IL FLAUTO - La fantasia di Luciano Capponi
L’indimenticabile pugile,
Patrizio Oliva, medaglia d’oro alle Olimpiadi di Mosca del 1980, è il protagonista insospettabile de "
Il flauto", il secondo capitolo della trilogia che il regista
Luciano Capponi dedica all’aldilà, a tre anni da "
Butterfly zone", vincitore al
Fantafestival di Roma del primo premio Melies d’Argent, che narra di un gruppo di alieni un po' disattenti a cui parte un raggio per errore che contamina i vigneti nei pressi di Roma.

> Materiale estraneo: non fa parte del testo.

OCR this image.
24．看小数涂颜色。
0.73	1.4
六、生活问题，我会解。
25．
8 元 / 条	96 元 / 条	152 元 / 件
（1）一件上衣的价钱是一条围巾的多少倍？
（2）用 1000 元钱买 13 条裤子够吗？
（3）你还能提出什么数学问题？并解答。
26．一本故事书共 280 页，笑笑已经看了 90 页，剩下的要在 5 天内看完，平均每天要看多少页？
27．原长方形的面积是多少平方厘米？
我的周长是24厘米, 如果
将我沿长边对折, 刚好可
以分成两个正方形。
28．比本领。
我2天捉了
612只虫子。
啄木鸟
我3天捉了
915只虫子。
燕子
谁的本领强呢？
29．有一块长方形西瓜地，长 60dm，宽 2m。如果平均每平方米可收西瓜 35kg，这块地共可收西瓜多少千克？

Racconta la storia di Gennaro Esposito, lo stesso nome e stesso cognome del personaggio di ”’A livella”, la celebre poesia di Totò, uno spazzino che si ritrova in un luogo fantastico governato da una multinazionale di alieni il cui obiettivo è lo sfruttamento, il controllo e la globalizzazione totale del pianeta. E così manipolano uomini in divisa senza memoria, e decidono chi deve nascere e quando. Gennaro con la sua ignoranza, con la sua semplicità e la sua innocenza, aiutato dall’alieno che lo ha traghettato in quel luogo e che “ tifa” per la razza umana, troverà la forza di redimere le povere anime smarrite, attraverso un crocifisso di legno che diventa per magia un flauto.
“Ho trovato in Patrizio un attore di grande verve comica, in grado di rappresentare un’Italia che non c’è più ma che potrebbe esplodere o rinascere”, racconta il regista, che aveva già chiamato l’ex pugile per un cammeo in "

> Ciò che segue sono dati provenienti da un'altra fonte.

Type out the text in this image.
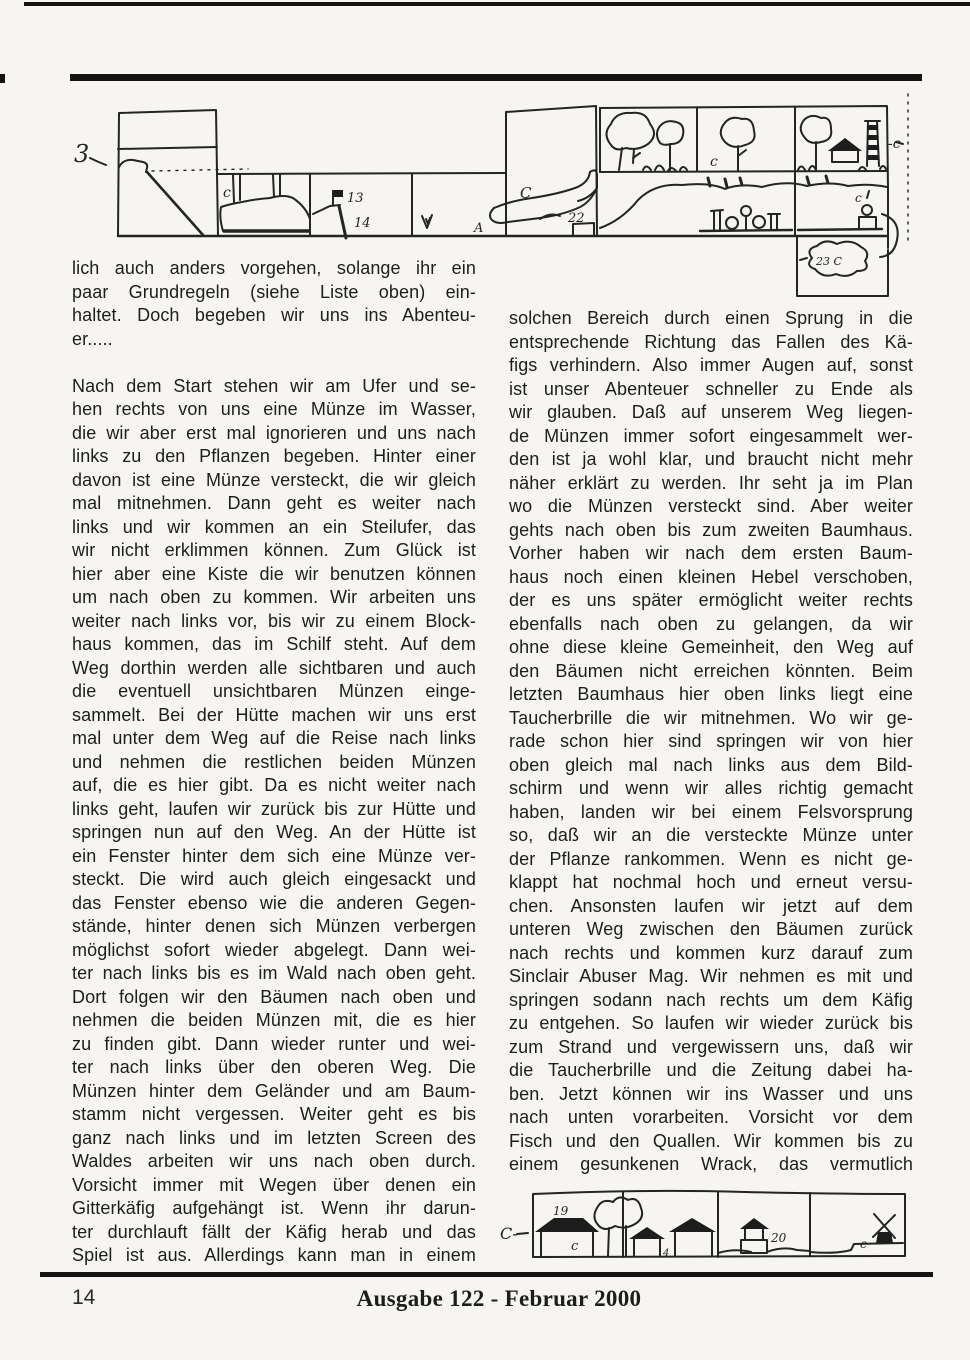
3
c	13
14	A
C
22
c
c
23 C
-c
lich auch anders vorgehen, solange ihr ein
paar Grundregeln (siehe Liste oben) ein-
haltet. Doch begeben wir uns ins Abenteu-
er.....

Nach dem Start stehen wir am Ufer und se-
hen rechts von uns eine Münze im Wasser,
die wir aber erst mal ignorieren und uns nach
links zu den Pflanzen begeben. Hinter einer
davon ist eine Münze versteckt, die wir gleich
mal mitnehmen. Dann geht es weiter nach
links und wir kommen an ein Steilufer, das
wir nicht erklimmen können. Zum Glück ist
hier aber eine Kiste die wir benutzen können
um nach oben zu kommen. Wir arbeiten uns
weiter nach links vor, bis wir zu einem Block-
haus kommen, das im Schilf steht. Auf dem
Weg dorthin werden alle sichtbaren und auch
die eventuell unsichtbaren Münzen einge-
sammelt. Bei der Hütte machen wir uns erst
mal unter dem Weg auf die Reise nach links
und nehmen die restlichen beiden Münzen
auf, die es hier gibt. Da es nicht weiter nach
links geht, laufen wir zurück bis zur Hütte und
springen nun auf den Weg. An der Hütte ist
ein Fenster hinter dem sich eine Münze ver-
steckt. Die wird auch gleich eingesackt und
das Fenster ebenso wie die anderen Gegen-
stände, hinter denen sich Münzen verbergen
möglichst sofort wieder abgelegt. Dann wei-
ter nach links bis es im Wald nach oben geht.
Dort folgen wir den Bäumen nach oben und
nehmen die beiden Münzen mit, die es hier
zu finden gibt. Dann wieder runter und wei-
ter nach links über den oberen Weg. Die
Münzen hinter dem Geländer und am Baum-
stamm nicht vergessen. Weiter geht es bis
ganz nach links und im letzten Screen des
Waldes arbeiten wir uns nach oben durch.
Vorsicht immer mit Wegen über denen ein
Gitterkäfig aufgehängt ist. Wenn ihr darun-
ter durchlauft fällt der Käfig herab und das
Spiel ist aus. Allerdings kann man in einem
solchen Bereich durch einen Sprung in die
entsprechende Richtung das Fallen des Kä-
figs verhindern. Also immer Augen auf, sonst
ist unser Abenteuer schneller zu Ende als
wir glauben. Daß auf unserem Weg liegen-
de Münzen immer sofort eingesammelt wer-
den ist ja wohl klar, und braucht nicht mehr
näher erklärt zu werden. Ihr seht ja im Plan
wo die Münzen versteckt sind. Aber weiter
gehts nach oben bis zum zweiten Baumhaus.
Vorher haben wir nach dem ersten Baum-
haus noch einen kleinen Hebel verschoben,
der es uns später ermöglicht weiter rechts
ebenfalls nach oben zu gelangen, da wir
ohne diese kleine Gemeinheit, den Weg auf
den Bäumen nicht erreichen könnten. Beim
letzten Baumhaus hier oben links liegt eine
Taucherbrille die wir mitnehmen. Wo wir ge-
rade schon hier sind springen wir von hier
oben gleich mal nach links aus dem Bild-
schirm und wenn wir alles richtig gemacht
haben, landen wir bei einem Felsvorsprung
so, daß wir an die versteckte Münze unter
der Pflanze rankommen. Wenn es nicht ge-
klappt hat nochmal hoch und erneut versu-
chen. Ansonsten laufen wir jetzt auf dem
unteren Weg zwischen den Bäumen zurück
nach rechts und kommen kurz darauf zum
Sinclair Abuser Mag. Wir nehmen es mit und
springen sodann nach rechts um dem Käfig
zu entgehen. So laufen wir wieder zurück bis
zum Strand und vergewissern uns, daß wir
die Taucherbrille und die Zeitung dabei ha-
ben. Jetzt können wir ins Wasser und uns
nach unten vorarbeiten. Vorsicht vor dem
Fisch und den Quallen. Wir kommen bis zu
einem gesunkenen Wrack, das vermutlich
C-
19
c	4
20	c
14	Ausgabe 122 - Februar 2000
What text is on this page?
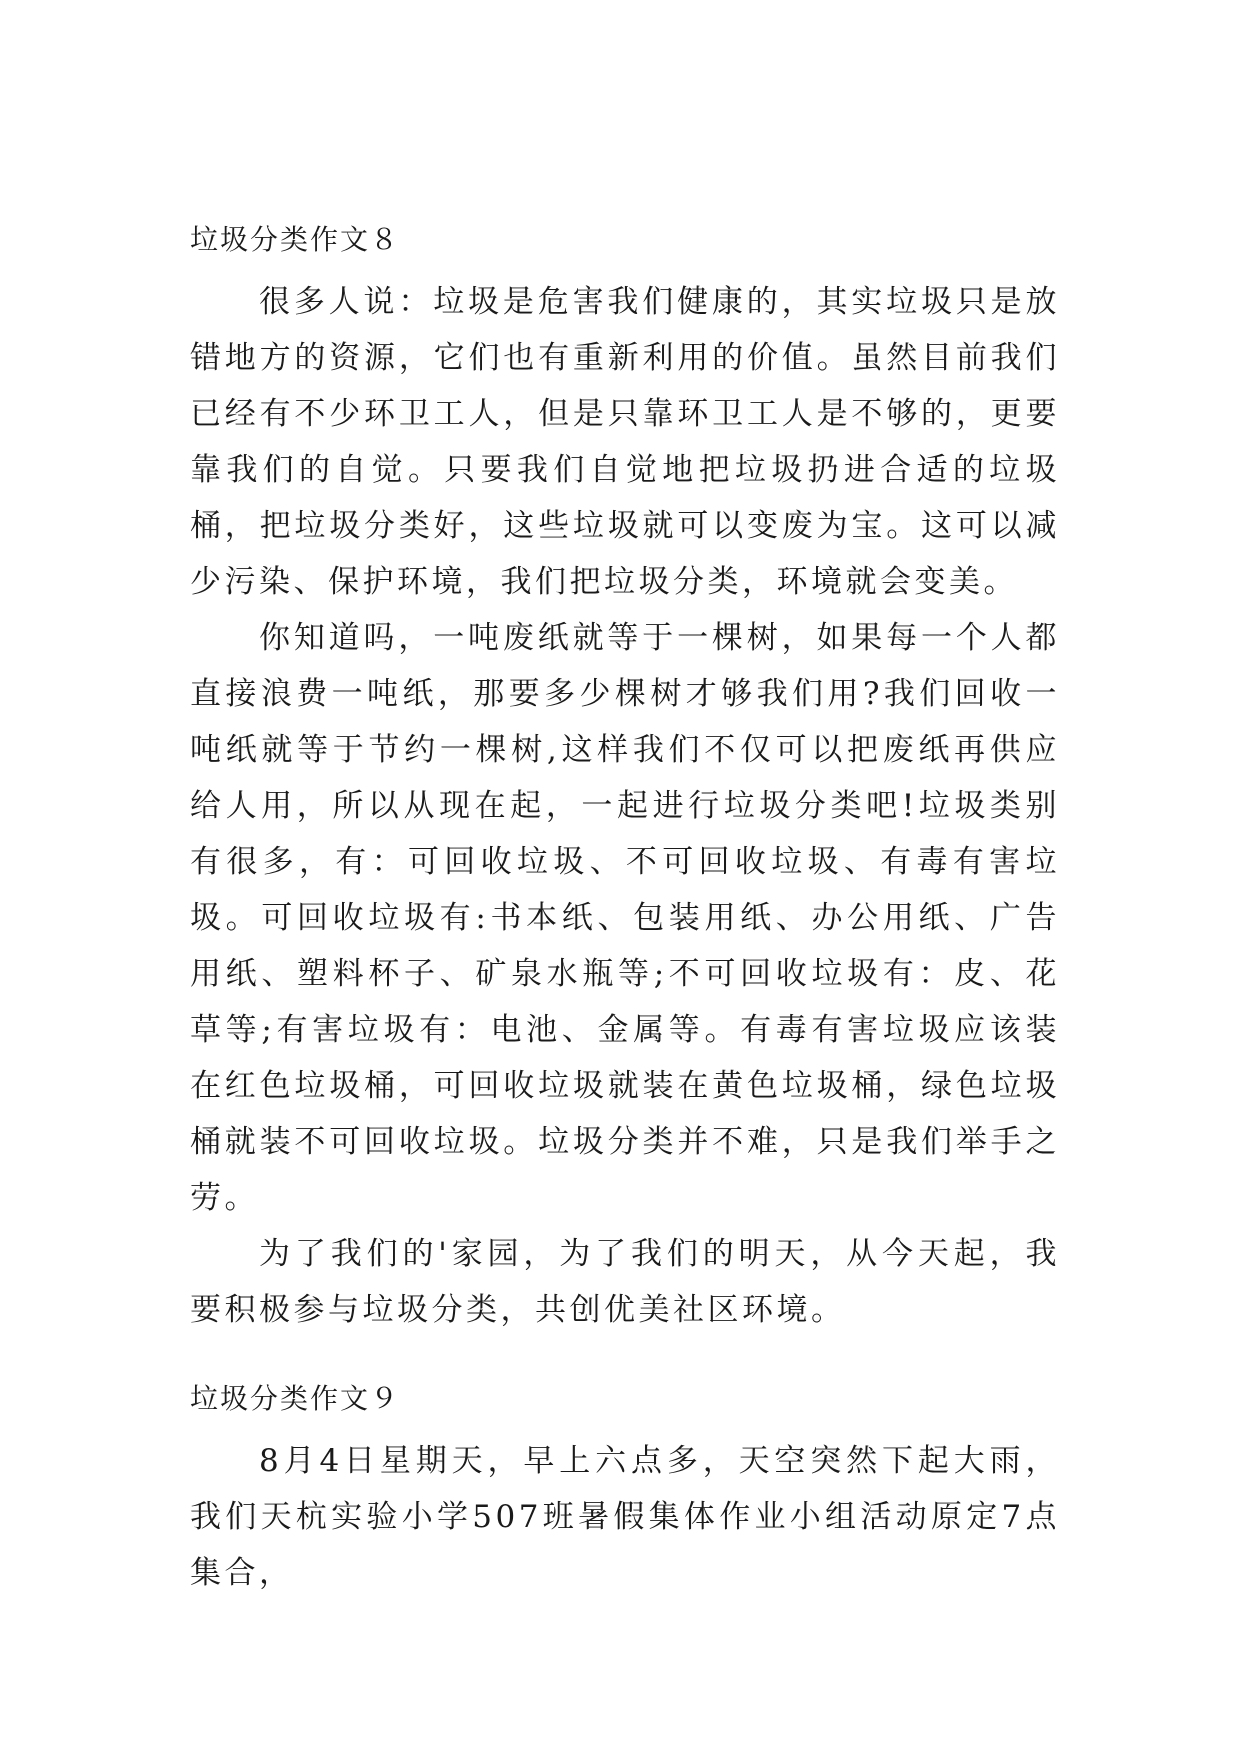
垃圾分类作文８

很多人说：垃圾是危害我们健康的，其实垃圾只是放错地方的资源，它们也有重新利用的价值。虽然目前我们已经有不少环卫工人，但是只靠环卫工人是不够的，更要靠我们的自觉。只要我们自觉地把垃圾扔进合适的垃圾桶，把垃圾分类好，这些垃圾就可以变废为宝。这可以减少污染、保护环境，我们把垃圾分类，环境就会变美。

你知道吗，一吨废纸就等于一棵树，如果每一个人都直接浪费一吨纸，那要多少棵树才够我们用?我们回收一吨纸就等于节约一棵树,这样我们不仅可以把废纸再供应给人用，所以从现在起，一起进行垃圾分类吧!垃圾类别有很多，有：可回收垃圾、不可回收垃圾、有毒有害垃圾。可回收垃圾有:书本纸、包装用纸、办公用纸、广告用纸、塑料杯子、矿泉水瓶等;不可回收垃圾有：皮、花草等;有害垃圾有：电池、金属等。有毒有害垃圾应该装在红色垃圾桶，可回收垃圾就装在黄色垃圾桶，绿色垃圾桶就装不可回收垃圾。垃圾分类并不难，只是我们举手之劳。

为了我们的'家园，为了我们的明天，从今天起，我要积极参与垃圾分类，共创优美社区环境。

垃圾分类作文９

8月4日星期天，早上六点多，天空突然下起大雨，我们天杭实验小学507班暑假集体作业小组活动原定7点集合，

Butterfly Zone". “Capponi è riuscito a tirar fuori la mia anima romantica, mi sono sentito realizzato nel fare questo ruolo”, dichiara invece
Oliva, che nel film sembra perfettamente a proprio agio in mezzo a personaggi surreali ed improbabili, tra cui un uomo che si crede un olmo, una donna che insegue farfalle che non esistono e un professore che continua a porre domande inquietanti, tutti alla ricerca di un senso.

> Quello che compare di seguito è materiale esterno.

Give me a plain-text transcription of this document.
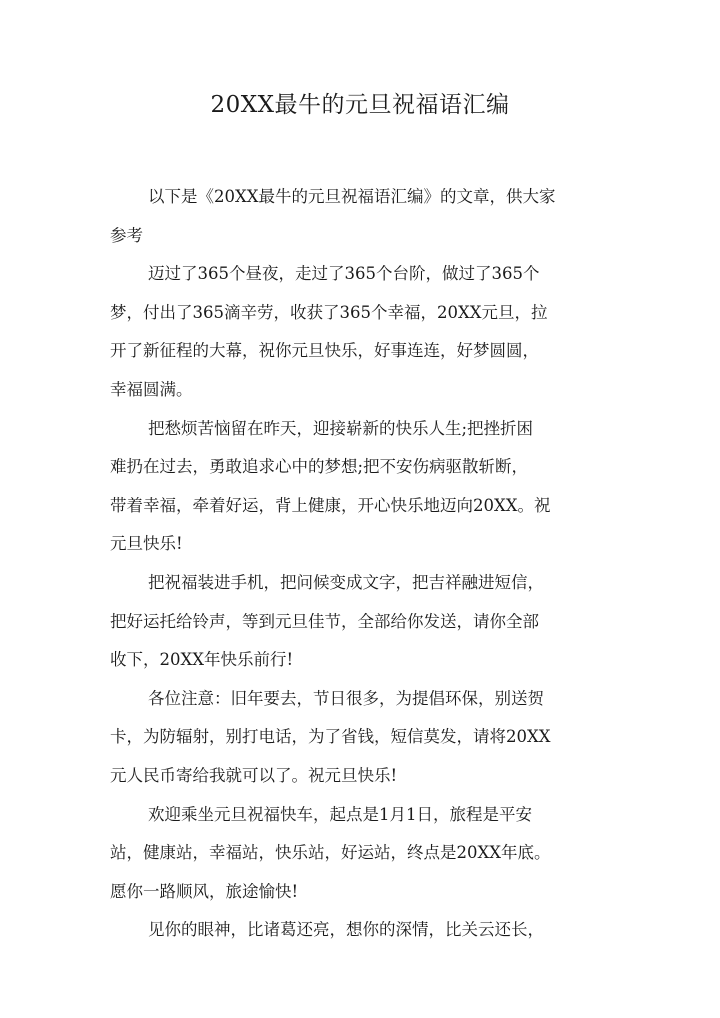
20XX最牛的元旦祝福语汇编
以下是《20XX最牛的元旦祝福语汇编》的文章，供大家
参考
迈过了365个昼夜，走过了365个台阶，做过了365个
梦，付出了365滴辛劳，收获了365个幸福，20XX元旦，拉
开了新征程的大幕，祝你元旦快乐，好事连连，好梦圆圆，
幸福圆满。
把愁烦苦恼留在昨天，迎接崭新的快乐人生;把挫折困
难扔在过去，勇敢追求心中的梦想;把不安伤病驱散斩断，
带着幸福，牵着好运，背上健康，开心快乐地迈向20XX。祝
元旦快乐!
把祝福装进手机，把问候变成文字，把吉祥融进短信，
把好运托给铃声，等到元旦佳节，全部给你发送，请你全部
收下，20XX年快乐前行!
各位注意：旧年要去，节日很多，为提倡环保，别送贺
卡，为防辐射，别打电话，为了省钱，短信莫发，请将20XX
元人民币寄给我就可以了。祝元旦快乐!
欢迎乘坐元旦祝福快车，起点是1月1日，旅程是平安
站，健康站，幸福站，快乐站，好运站，终点是20XX年底。
愿你一路顺风，旅途愉快!
见你的眼神，比诸葛还亮，想你的深情，比关云还长，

Anche se il continuo susseguirsi di metafore su “un mondo che sta deflagrando e dove rispetto, buon senso e onestà sembrano valori ormai scomparsi", fanno perdere il filo narrativo, Capponi ha osato comunque proporre una favola positiva, in controtendenza rispetto ad un cinema italiano “che sembra non sappia fare altro che proporre una realtà che piange su se stessa”.